4. The setuid/setgid Mechanism​

FreeBSD inherits the deeply flawed setuid bit — a file-level flag that says "run this binary as its owner, not the caller." Problems:

• Any bug in a setuid binary is a privilege escalation vulnerability
• The attack surface has existed for 50 years and keeps producing CVEs (sudo, pkexec, etc.)
• There's no sandboxing of what a setuid binary can actually do

No sandboxing? I guess you never heard of Jails then. You also claim that this is a huge issue, but the irony is that you just acknowledged the fact that MAC exists?

A proper fix requires fine-grained privilege delegation — no program should need to run as root just to bind a port or write a log. FreeBSD's capsicum(4) framework is a good step here, but adoption is limited.

See, I have a problem with that. Right now it's either you can access these areas or you can't. More fine grained control also introduces more areas where things could go wrong.

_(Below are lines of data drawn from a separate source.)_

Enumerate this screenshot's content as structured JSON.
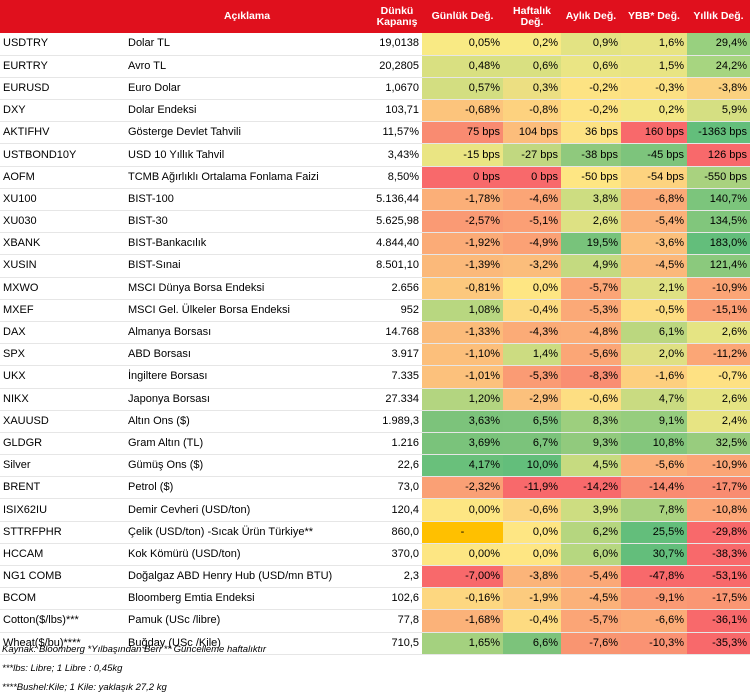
{
  "headers": [
    "",
    "Açıklama",
    "Dünkü Kapanış",
    "Günlük Değ.",
    "Haftalık Değ.",
    "Aylık Değ.",
    "YBB* Değ.",
    "Yıllık Değ."
  ],
  "rows": [
    {
      "code": "USDTRY",
      "desc": "Dolar TL",
      "close": "19,0138",
      "d": "0,05%",
      "w": "0,2%",
      "m": "0,9%",
      "y": "1,6%",
      "yy": "29,4%",
      "cd": "#f9ea84",
      "cw": "#f9ea84",
      "cm": "#e3e383",
      "cy": "#e8e483",
      "cyy": "#98d07f"
    },
    {
      "code": "EURTRY",
      "desc": "Avro TL",
      "close": "20,2805",
      "d": "0,48%",
      "w": "0,6%",
      "m": "0,6%",
      "y": "1,5%",
      "yy": "24,2%",
      "cd": "#d9e081",
      "cw": "#d9e081",
      "cm": "#eae584",
      "cy": "#e8e483",
      "cyy": "#a7d580"
    },
    {
      "code": "EURUSD",
      "desc": "Euro Dolar",
      "close": "1,0670",
      "d": "0,57%",
      "w": "0,3%",
      "m": "-0,2%",
      "y": "-0,3%",
      "yy": "-3,8%",
      "cd": "#d3de81",
      "cw": "#ecdf82",
      "cm": "#fde383",
      "cy": "#fce083",
      "cyy": "#fbd17f"
    },
    {
      "code": "DXY",
      "desc": "Dolar Endeksi",
      "close": "103,71",
      "d": "-0,68%",
      "w": "-0,8%",
      "m": "-0,2%",
      "y": "0,2%",
      "yy": "5,9%",
      "cd": "#fcc47c",
      "cw": "#fdd27f",
      "cm": "#fde383",
      "cy": "#f3e784",
      "cyy": "#d5df82"
    },
    {
      "code": "AKTIFHV",
      "desc": "Gösterge Devlet Tahvili",
      "close": "11,57%",
      "d": "75 bps",
      "w": "104 bps",
      "m": "36 bps",
      "y": "160 bps",
      "yy": "-1363 bps",
      "cd": "#f98b71",
      "cw": "#fcbd7b",
      "cm": "#fde283",
      "cy": "#f8696b",
      "cyy": "#63be7b"
    },
    {
      "code": "USTBOND10Y",
      "desc": "USD 10 Yıllık Tahvil",
      "close": "3,43%",
      "d": "-15 bps",
      "w": "-27 bps",
      "m": "-38 bps",
      "y": "-45 bps",
      "yy": "126 bps",
      "cd": "#eae583",
      "cw": "#c1d880",
      "cm": "#8fc97d",
      "cy": "#7dc47c",
      "cyy": "#f8696b"
    },
    {
      "code": "AOFM",
      "desc": "TCMB Ağırlıklı Ortalama Fonlama Faizi",
      "close": "8,50%",
      "d": "0 bps",
      "w": "0 bps",
      "m": "-50 bps",
      "y": "-54 bps",
      "yy": "-550 bps",
      "cd": "#f8696b",
      "cw": "#f8696b",
      "cm": "#fee683",
      "cy": "#fdd37f",
      "cyy": "#a9d27f"
    },
    {
      "code": "XU100",
      "desc": "BIST-100",
      "close": "5.136,44",
      "d": "-1,78%",
      "w": "-4,6%",
      "m": "3,8%",
      "y": "-6,8%",
      "yy": "140,7%",
      "cd": "#fbaf78",
      "cw": "#fba576",
      "cm": "#cddd81",
      "cy": "#fbaa77",
      "cyy": "#7cc57c"
    },
    {
      "code": "XU030",
      "desc": "BIST-30",
      "close": "5.625,98",
      "d": "-2,57%",
      "w": "-5,1%",
      "m": "2,6%",
      "y": "-5,4%",
      "yy": "134,5%",
      "cd": "#fa9a74",
      "cw": "#fb9f75",
      "cm": "#dde183",
      "cy": "#fbb179",
      "cyy": "#81c67c"
    },
    {
      "code": "XBANK",
      "desc": "BIST-Bankacılık",
      "close": "4.844,40",
      "d": "-1,92%",
      "w": "-4,9%",
      "m": "19,5%",
      "y": "-3,6%",
      "yy": "183,0%",
      "cd": "#fbab77",
      "cw": "#fba175",
      "cm": "#78c37b",
      "cy": "#fcc07c",
      "cyy": "#63be7b"
    },
    {
      "code": "XUSIN",
      "desc": "BIST-Sınai",
      "close": "8.501,10",
      "d": "-1,39%",
      "w": "-3,2%",
      "m": "4,9%",
      "y": "-4,5%",
      "yy": "121,4%",
      "cd": "#fbb97a",
      "cw": "#fbbd7b",
      "cm": "#c4da80",
      "cy": "#fbb87a",
      "cyy": "#8bc97d"
    },
    {
      "code": "MXWO",
      "desc": "MSCI Dünya Borsa Endeksi",
      "close": "2.656",
      "d": "-0,81%",
      "w": "0,0%",
      "m": "-5,7%",
      "y": "2,1%",
      "yy": "-10,9%",
      "cd": "#fcc87d",
      "cw": "#fee683",
      "cm": "#fba576",
      "cy": "#dfe183",
      "cyy": "#fba576"
    },
    {
      "code": "MXEF",
      "desc": "MSCI Gel. Ülkeler Borsa Endeksi",
      "close": "952",
      "d": "1,08%",
      "w": "-0,4%",
      "m": "-5,3%",
      "y": "-0,5%",
      "yy": "-15,1%",
      "cd": "#b8d780",
      "cw": "#fcdb81",
      "cm": "#fba977",
      "cy": "#fddc81",
      "cyy": "#fa9d74"
    },
    {
      "code": "DAX",
      "desc": "Almanya Borsası",
      "close": "14.768",
      "d": "-1,33%",
      "w": "-4,3%",
      "m": "-4,8%",
      "y": "6,1%",
      "yy": "2,6%",
      "cd": "#fbbb7a",
      "cw": "#fbab77",
      "cm": "#fbad78",
      "cy": "#bbd77f",
      "cyy": "#e5e483"
    },
    {
      "code": "SPX",
      "desc": "ABD Borsası",
      "close": "3.917",
      "d": "-1,10%",
      "w": "1,4%",
      "m": "-5,6%",
      "y": "2,0%",
      "yy": "-11,2%",
      "cd": "#fcbf7b",
      "cw": "#ccdc81",
      "cm": "#fba676",
      "cy": "#dfe083",
      "cyy": "#fba676"
    },
    {
      "code": "UKX",
      "desc": "İngiltere Borsası",
      "close": "7.335",
      "d": "-1,01%",
      "w": "-5,3%",
      "m": "-8,3%",
      "y": "-1,6%",
      "yy": "-0,7%",
      "cd": "#fcc17c",
      "cw": "#fa9b74",
      "cm": "#f98e72",
      "cy": "#fdcf7e",
      "cyy": "#fee183"
    },
    {
      "code": "NIKX",
      "desc": "Japonya Borsası",
      "close": "27.334",
      "d": "1,20%",
      "w": "-2,9%",
      "m": "-0,6%",
      "y": "4,7%",
      "yy": "2,6%",
      "cd": "#b3d580",
      "cw": "#fbc07c",
      "cm": "#fdde82",
      "cy": "#c9db81",
      "cyy": "#e5e483"
    },
    {
      "code": "XAUUSD",
      "desc": "Altın Ons ($)",
      "close": "1.989,3",
      "d": "3,63%",
      "w": "6,5%",
      "m": "8,3%",
      "y": "9,1%",
      "yy": "2,4%",
      "cd": "#7cc37b",
      "cw": "#7dc47c",
      "cm": "#9dcf7e",
      "cy": "#96cd7e",
      "cyy": "#e7e483"
    },
    {
      "code": "GLDGR",
      "desc": "Gram Altın (TL)",
      "close": "1.216",
      "d": "3,69%",
      "w": "6,7%",
      "m": "9,3%",
      "y": "10,8%",
      "yy": "32,5%",
      "cd": "#7ac37b",
      "cw": "#7bc37b",
      "cm": "#91ca7d",
      "cy": "#83c67c",
      "cyy": "#98cc7e"
    },
    {
      "code": "Silver",
      "desc": "Gümüş Ons ($)",
      "close": "22,6",
      "d": "4,17%",
      "w": "10,0%",
      "m": "4,5%",
      "y": "-5,6%",
      "yy": "-10,9%",
      "cd": "#69c07b",
      "cw": "#63be7b",
      "cm": "#c6db80",
      "cy": "#fbae78",
      "cyy": "#fba576"
    },
    {
      "code": "BRENT",
      "desc": "Petrol ($)",
      "close": "73,0",
      "d": "-2,32%",
      "w": "-11,9%",
      "m": "-14,2%",
      "y": "-14,4%",
      "yy": "-17,7%",
      "cd": "#faa075",
      "cw": "#f8696b",
      "cm": "#f8696b",
      "cy": "#f98b71",
      "cyy": "#f98c71"
    },
    {
      "code": "ISIX62IU",
      "desc": "Demir Cevheri (USD/ton)",
      "close": "120,4",
      "d": "0,00%",
      "w": "-0,6%",
      "m": "3,9%",
      "y": "7,8%",
      "yy": "-10,8%",
      "cd": "#fde683",
      "cw": "#fcd580",
      "cm": "#cddd81",
      "cy": "#a9d27f",
      "cyy": "#fba576"
    },
    {
      "code": "STTRFPHR",
      "desc": "Çelik (USD/ton) -Sıcak Ürün Türkiye**",
      "close": "860,0",
      "d": "-",
      "w": "0,0%",
      "m": "6,2%",
      "y": "25,5%",
      "yy": "-29,8%",
      "cd": "#ffc000",
      "cw": "#fee683",
      "cm": "#b5d67f",
      "cy": "#63be7b",
      "cyy": "#f8696b"
    },
    {
      "code": "HCCAM",
      "desc": "Kok Kömürü (USD/ton)",
      "close": "370,0",
      "d": "0,00%",
      "w": "0,0%",
      "m": "6,0%",
      "y": "30,7%",
      "yy": "-38,3%",
      "cd": "#fde683",
      "cw": "#fee683",
      "cm": "#b6d780",
      "cy": "#63be7b",
      "cyy": "#f8696b"
    },
    {
      "code": "NG1 COMB",
      "desc": "Doğalgaz ABD Henry Hub (USD/mn BTU)",
      "close": "2,3",
      "d": "-7,00%",
      "w": "-3,8%",
      "m": "-5,4%",
      "y": "-47,8%",
      "yy": "-53,1%",
      "cd": "#f8696b",
      "cw": "#fbb479",
      "cm": "#fba877",
      "cy": "#f8696b",
      "cyy": "#f8696b"
    },
    {
      "code": "BCOM",
      "desc": "Bloomberg Emtia Endeksi",
      "close": "102,6",
      "d": "-0,16%",
      "w": "-1,9%",
      "m": "-4,5%",
      "y": "-9,1%",
      "yy": "-17,5%",
      "cd": "#fdd780",
      "cw": "#fccb7e",
      "cm": "#fbb179",
      "cy": "#fa9a74",
      "cyy": "#fa9673"
    },
    {
      "code": "Cotton($/lbs)***",
      "desc": "Pamuk (USc /libre)",
      "close": "77,8",
      "d": "-1,68%",
      "w": "-0,4%",
      "m": "-5,7%",
      "y": "-6,6%",
      "yy": "-36,1%",
      "cd": "#fbb279",
      "cw": "#fddb81",
      "cm": "#fba576",
      "cy": "#fbab77",
      "cyy": "#f8696b"
    },
    {
      "code": "Wheat($/bu)****",
      "desc": "Buğday (USc /Kile)",
      "close": "710,5",
      "d": "1,65%",
      "w": "6,6%",
      "m": "-7,6%",
      "y": "-10,3%",
      "yy": "-35,3%",
      "cd": "#a4d17f",
      "cw": "#7cc37b",
      "cm": "#f99571",
      "cy": "#fa9273",
      "cyy": "#f8696b"
    }
  ],
  "footnotes": [
    "Kaynak: Bloomberg *Yılbaşından Beri  ** Güncelleme haftalıktır",
    "***lbs: Libre; 1 Libre : 0,45kg",
    "****Bushel:Kile; 1 Kile: yaklaşık 27,2 kg"
  ],
  "colors": {
    "header_bg": "#e0101d",
    "header_text": "#ffffff"
  }
}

My problem right now is that you in every example so far you point out the risk of bugs. However, because of the rather straight forward model right now those areas are somewhat limited and easily monitored. The more layers of access you introduce the more potential bugs you're going to introduce.

Note: I'm not claiming that things are perfect, but the suggested alternatives also come with their own set of nightmare issues. Yet you conveniently ignore all of that for some reason?

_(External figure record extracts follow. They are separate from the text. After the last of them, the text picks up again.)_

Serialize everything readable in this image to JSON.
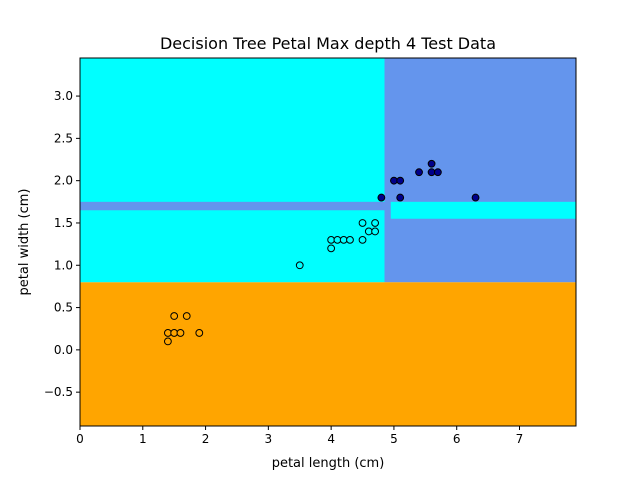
{
  "chart_data": {
    "type": "scatter",
    "title": "Decision Tree Petal Max depth 4 Test Data",
    "xlabel": "petal length (cm)",
    "ylabel": "petal width (cm)",
    "xlim": [
      0,
      7.9
    ],
    "ylim": [
      -0.9,
      3.45
    ],
    "xticks": [
      0,
      1,
      2,
      3,
      4,
      5,
      6,
      7
    ],
    "xtick_labels": [
      "0",
      "1",
      "2",
      "3",
      "4",
      "5",
      "6",
      "7"
    ],
    "yticks": [
      -0.5,
      0.0,
      0.5,
      1.0,
      1.5,
      2.0,
      2.5,
      3.0
    ],
    "ytick_labels": [
      "−0.5",
      "0.0",
      "0.5",
      "1.0",
      "1.5",
      "2.0",
      "2.5",
      "3.0"
    ],
    "grid": false,
    "regions": [
      {
        "class": 0,
        "color": "#FFA500",
        "x0": 0,
        "x1": 7.9,
        "y0": -0.9,
        "y1": 0.8
      },
      {
        "class": 1,
        "color": "#00FFFF",
        "x0": 0,
        "x1": 4.85,
        "y0": 0.8,
        "y1": 3.45
      },
      {
        "class": 2,
        "color": "#6495ED",
        "x0": 4.85,
        "x1": 7.9,
        "y0": 0.8,
        "y1": 3.45
      },
      {
        "class": 2,
        "color": "#6495ED",
        "x0": 0,
        "x1": 4.85,
        "y0": 1.65,
        "y1": 1.75
      },
      {
        "class": 1,
        "color": "#00FFFF",
        "x0": 4.95,
        "x1": 7.9,
        "y0": 1.55,
        "y1": 1.75
      }
    ],
    "series": [
      {
        "class": 0,
        "color": "#FFA500",
        "points": [
          [
            1.4,
            0.1
          ],
          [
            1.4,
            0.2
          ],
          [
            1.5,
            0.2
          ],
          [
            1.6,
            0.2
          ],
          [
            1.9,
            0.2
          ],
          [
            1.5,
            0.4
          ],
          [
            1.7,
            0.4
          ]
        ]
      },
      {
        "class": 1,
        "color": "#00FFFF",
        "points": [
          [
            3.5,
            1.0
          ],
          [
            4.0,
            1.2
          ],
          [
            4.0,
            1.3
          ],
          [
            4.1,
            1.3
          ],
          [
            4.2,
            1.3
          ],
          [
            4.3,
            1.3
          ],
          [
            4.5,
            1.3
          ],
          [
            4.6,
            1.4
          ],
          [
            4.7,
            1.4
          ],
          [
            4.5,
            1.5
          ],
          [
            4.7,
            1.5
          ]
        ]
      },
      {
        "class": 2,
        "color": "#00008B",
        "points": [
          [
            4.8,
            1.8
          ],
          [
            5.1,
            1.8
          ],
          [
            6.3,
            1.8
          ],
          [
            5.0,
            2.0
          ],
          [
            5.1,
            2.0
          ],
          [
            5.4,
            2.1
          ],
          [
            5.6,
            2.1
          ],
          [
            5.7,
            2.1
          ],
          [
            5.6,
            2.2
          ]
        ]
      }
    ]
  }
}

5. Capsicum Exists But Isn't Ubiquitous​

Capsicum is actually FreeBSD's best security innovation — a capability-based sandboxing model that restricts what an already-running process can do. It's elegant. The problem:

• Developers must opt in manually with cap_enter()
• Almost no third-party software uses it
• It's not enforced on system utilities by default

Once again with the "enforced" delusions. Enforcing stuff on people does not increase overall security. I guess you never worked in an office where management forced strong passwords on its users?

I have. And the direct results were obvious and predictable: dozens of yellow sticky notes with passwords written down, making the whole situation potentially more vulnerable than before. But ey... at least they had mandatory hard passwords!

Security isn't a black/white rulebook which you can throw at an environment after which things get better by definition, that's just corpo talk.

Summary Table​

I take it we can expect your new contributions to the source tree within a few months from now?